Although my more evangelical roots where damaging to my Spirit, they did not take away my Center, my deep love of God and desire to get to know Her more. My desire to know God more led me to even more studies. I completed a Masters of Theological Studies at Vanderbilt University with the Carpenter Certificate in Religion, Gender, and Sexuality. During my time at Vandy, I received the Arcus Grant to work in a church in Nashville on LGTBQ issues and faith where I helped found their ongoing ministry, Launch Pad, for young adults experiencing homelessness. It was during this experience that mentors, colleagues and friends started to point out to me that I might be called to priesthood.

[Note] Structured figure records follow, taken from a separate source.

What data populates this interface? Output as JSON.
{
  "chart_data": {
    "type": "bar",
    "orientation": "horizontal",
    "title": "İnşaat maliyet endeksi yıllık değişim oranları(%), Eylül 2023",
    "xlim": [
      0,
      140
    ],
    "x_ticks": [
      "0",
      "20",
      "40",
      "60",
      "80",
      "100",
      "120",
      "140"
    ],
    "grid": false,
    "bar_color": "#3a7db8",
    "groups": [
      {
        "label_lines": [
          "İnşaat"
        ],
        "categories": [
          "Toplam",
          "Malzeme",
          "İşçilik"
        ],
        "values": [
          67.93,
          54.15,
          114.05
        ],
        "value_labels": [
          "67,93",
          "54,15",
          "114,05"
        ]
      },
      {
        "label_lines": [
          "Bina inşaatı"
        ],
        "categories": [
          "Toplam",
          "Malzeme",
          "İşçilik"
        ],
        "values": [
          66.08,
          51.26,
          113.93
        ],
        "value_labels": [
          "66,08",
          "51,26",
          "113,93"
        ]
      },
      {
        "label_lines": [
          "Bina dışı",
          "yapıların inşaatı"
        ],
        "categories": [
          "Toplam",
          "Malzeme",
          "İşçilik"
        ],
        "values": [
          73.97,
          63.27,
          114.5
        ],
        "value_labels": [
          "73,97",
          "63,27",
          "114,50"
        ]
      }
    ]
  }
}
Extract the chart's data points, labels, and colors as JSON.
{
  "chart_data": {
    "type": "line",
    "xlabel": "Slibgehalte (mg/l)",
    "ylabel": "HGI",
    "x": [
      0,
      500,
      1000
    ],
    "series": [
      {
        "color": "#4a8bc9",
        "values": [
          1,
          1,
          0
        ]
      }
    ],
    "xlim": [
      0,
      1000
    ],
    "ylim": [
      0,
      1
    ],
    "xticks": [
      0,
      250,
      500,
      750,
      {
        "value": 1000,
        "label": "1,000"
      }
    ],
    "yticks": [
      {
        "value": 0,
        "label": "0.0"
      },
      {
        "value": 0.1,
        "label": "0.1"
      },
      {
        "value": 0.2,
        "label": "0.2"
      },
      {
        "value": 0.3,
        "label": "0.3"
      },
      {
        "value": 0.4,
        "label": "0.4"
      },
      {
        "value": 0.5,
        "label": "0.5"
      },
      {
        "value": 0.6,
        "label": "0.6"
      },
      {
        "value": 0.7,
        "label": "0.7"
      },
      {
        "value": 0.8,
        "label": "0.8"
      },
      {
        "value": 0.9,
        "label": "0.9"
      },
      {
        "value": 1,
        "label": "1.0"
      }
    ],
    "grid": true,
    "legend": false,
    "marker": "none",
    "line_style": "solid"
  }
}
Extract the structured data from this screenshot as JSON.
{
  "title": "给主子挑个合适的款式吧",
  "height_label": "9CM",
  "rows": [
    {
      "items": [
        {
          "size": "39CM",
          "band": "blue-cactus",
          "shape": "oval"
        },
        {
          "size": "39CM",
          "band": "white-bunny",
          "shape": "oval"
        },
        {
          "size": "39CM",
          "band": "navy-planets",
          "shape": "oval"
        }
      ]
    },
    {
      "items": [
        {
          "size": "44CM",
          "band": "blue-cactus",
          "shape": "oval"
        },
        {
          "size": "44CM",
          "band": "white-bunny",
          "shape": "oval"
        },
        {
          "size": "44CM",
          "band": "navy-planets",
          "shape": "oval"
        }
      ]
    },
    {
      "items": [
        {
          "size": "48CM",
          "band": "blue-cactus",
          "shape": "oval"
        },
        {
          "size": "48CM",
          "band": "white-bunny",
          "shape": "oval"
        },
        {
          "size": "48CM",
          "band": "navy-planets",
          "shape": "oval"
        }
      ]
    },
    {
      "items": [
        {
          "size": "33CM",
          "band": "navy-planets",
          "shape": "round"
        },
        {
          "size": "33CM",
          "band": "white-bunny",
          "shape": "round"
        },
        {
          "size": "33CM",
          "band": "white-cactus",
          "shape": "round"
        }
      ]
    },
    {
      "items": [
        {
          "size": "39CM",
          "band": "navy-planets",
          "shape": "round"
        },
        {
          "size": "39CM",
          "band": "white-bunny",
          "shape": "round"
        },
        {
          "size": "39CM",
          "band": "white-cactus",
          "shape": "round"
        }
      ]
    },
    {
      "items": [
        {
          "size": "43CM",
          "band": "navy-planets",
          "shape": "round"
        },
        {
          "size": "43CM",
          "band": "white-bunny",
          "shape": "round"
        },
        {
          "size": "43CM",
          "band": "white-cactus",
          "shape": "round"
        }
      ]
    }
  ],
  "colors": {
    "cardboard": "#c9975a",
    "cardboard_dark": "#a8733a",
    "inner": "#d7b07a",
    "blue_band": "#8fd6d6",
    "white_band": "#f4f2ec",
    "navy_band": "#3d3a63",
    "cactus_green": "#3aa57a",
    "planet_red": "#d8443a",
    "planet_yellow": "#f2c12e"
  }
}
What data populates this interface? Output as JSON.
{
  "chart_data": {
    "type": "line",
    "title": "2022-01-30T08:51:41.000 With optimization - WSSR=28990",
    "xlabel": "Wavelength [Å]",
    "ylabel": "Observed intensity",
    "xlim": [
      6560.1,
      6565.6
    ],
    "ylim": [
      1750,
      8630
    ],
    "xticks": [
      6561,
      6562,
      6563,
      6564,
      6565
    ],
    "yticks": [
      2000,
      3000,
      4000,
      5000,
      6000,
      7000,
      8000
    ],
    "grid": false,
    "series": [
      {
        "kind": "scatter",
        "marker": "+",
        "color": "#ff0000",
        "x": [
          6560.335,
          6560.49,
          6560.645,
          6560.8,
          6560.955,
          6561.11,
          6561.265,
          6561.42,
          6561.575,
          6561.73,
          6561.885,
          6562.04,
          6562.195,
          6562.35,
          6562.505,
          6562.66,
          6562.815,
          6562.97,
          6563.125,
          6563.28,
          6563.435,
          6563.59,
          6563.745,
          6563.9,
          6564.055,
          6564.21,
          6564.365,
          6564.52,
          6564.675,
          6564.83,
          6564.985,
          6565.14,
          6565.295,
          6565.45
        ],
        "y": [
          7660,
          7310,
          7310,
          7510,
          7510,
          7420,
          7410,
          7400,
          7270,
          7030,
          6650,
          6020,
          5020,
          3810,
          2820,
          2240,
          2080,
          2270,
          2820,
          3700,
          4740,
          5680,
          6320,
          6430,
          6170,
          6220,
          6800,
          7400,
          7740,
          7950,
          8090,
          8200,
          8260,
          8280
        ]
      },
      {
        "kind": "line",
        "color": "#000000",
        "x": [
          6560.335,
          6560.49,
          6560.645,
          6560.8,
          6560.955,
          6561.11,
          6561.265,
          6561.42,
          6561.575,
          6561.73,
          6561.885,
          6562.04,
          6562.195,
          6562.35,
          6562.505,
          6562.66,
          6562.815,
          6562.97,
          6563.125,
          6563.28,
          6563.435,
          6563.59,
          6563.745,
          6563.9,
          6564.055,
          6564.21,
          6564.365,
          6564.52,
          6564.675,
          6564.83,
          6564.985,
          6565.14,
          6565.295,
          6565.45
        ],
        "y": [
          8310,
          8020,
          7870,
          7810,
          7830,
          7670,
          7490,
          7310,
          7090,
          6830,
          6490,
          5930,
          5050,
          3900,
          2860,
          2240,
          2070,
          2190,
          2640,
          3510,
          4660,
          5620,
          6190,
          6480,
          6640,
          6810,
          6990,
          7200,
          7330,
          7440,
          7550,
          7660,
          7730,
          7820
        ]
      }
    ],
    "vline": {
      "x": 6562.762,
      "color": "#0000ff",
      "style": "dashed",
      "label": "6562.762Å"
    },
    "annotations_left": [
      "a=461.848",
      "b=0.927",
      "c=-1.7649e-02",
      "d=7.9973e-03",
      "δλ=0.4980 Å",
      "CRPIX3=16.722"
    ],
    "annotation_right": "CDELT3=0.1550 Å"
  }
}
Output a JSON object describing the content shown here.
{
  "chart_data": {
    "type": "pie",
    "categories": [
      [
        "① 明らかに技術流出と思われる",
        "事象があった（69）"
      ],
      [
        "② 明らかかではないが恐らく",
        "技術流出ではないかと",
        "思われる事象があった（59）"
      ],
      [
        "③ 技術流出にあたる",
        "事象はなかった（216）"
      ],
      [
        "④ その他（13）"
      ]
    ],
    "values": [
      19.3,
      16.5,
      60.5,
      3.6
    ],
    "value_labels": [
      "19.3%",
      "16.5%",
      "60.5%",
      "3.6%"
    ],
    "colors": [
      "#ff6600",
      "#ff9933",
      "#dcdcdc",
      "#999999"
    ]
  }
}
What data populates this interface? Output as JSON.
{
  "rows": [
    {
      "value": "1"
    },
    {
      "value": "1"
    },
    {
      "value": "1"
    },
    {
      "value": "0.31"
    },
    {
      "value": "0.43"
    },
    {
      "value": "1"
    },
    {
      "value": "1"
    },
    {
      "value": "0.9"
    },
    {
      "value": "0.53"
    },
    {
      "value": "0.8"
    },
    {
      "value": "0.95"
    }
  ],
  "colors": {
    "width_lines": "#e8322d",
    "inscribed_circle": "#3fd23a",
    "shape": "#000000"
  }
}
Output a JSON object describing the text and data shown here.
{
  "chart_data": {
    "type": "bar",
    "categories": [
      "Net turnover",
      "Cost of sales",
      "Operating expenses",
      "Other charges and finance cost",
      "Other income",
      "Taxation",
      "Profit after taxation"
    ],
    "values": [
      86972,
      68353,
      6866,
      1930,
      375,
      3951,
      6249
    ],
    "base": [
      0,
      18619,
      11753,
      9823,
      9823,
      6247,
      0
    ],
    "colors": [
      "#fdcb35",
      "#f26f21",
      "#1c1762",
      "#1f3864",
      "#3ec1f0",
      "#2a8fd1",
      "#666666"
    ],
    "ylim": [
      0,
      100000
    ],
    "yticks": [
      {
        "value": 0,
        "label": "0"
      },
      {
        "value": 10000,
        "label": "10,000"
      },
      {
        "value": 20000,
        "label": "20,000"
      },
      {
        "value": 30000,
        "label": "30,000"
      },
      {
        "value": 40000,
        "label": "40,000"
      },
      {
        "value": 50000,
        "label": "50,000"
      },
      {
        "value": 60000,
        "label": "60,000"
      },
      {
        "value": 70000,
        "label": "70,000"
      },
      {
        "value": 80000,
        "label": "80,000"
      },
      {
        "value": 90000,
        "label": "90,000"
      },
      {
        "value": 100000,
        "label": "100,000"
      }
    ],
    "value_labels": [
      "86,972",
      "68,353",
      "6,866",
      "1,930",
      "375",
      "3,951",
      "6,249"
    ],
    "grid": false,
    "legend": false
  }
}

Today, I am back home in Oklahoma serving as the Coordinator of Media for the Episcopal Diocese of Oklahoma, and am an Aspirant in the Holy Orders Process to become a priest.  Throughout my studies and my pastoral field education, I learned that “God loves everyone–really–no exceptions.” This is the motto of Grace Episcopal Church in Yukon, Oklahoma, that is sponsoring me for ordination.  Diversity is a gift from God. Who are we to limit God’s great Creation in the beautiful variety and non-binary life forms that exist?  

Being queer is simply a reflection of the Creator who made me. It is one aspect of who I am and where I am from. God is not a specific gender or sexuality, either. In fact, God made them all, and they were Good. I consider myself UNCHANGED as a beloved child of God. God’s very Spirit lives inside each and everyone of us as our life Source, our Center and our Hope. If we want to access God in the most primordial place, all we need to do is look inside. She’s there waiting for us to learn we already are–perfect, whole, complete children of God.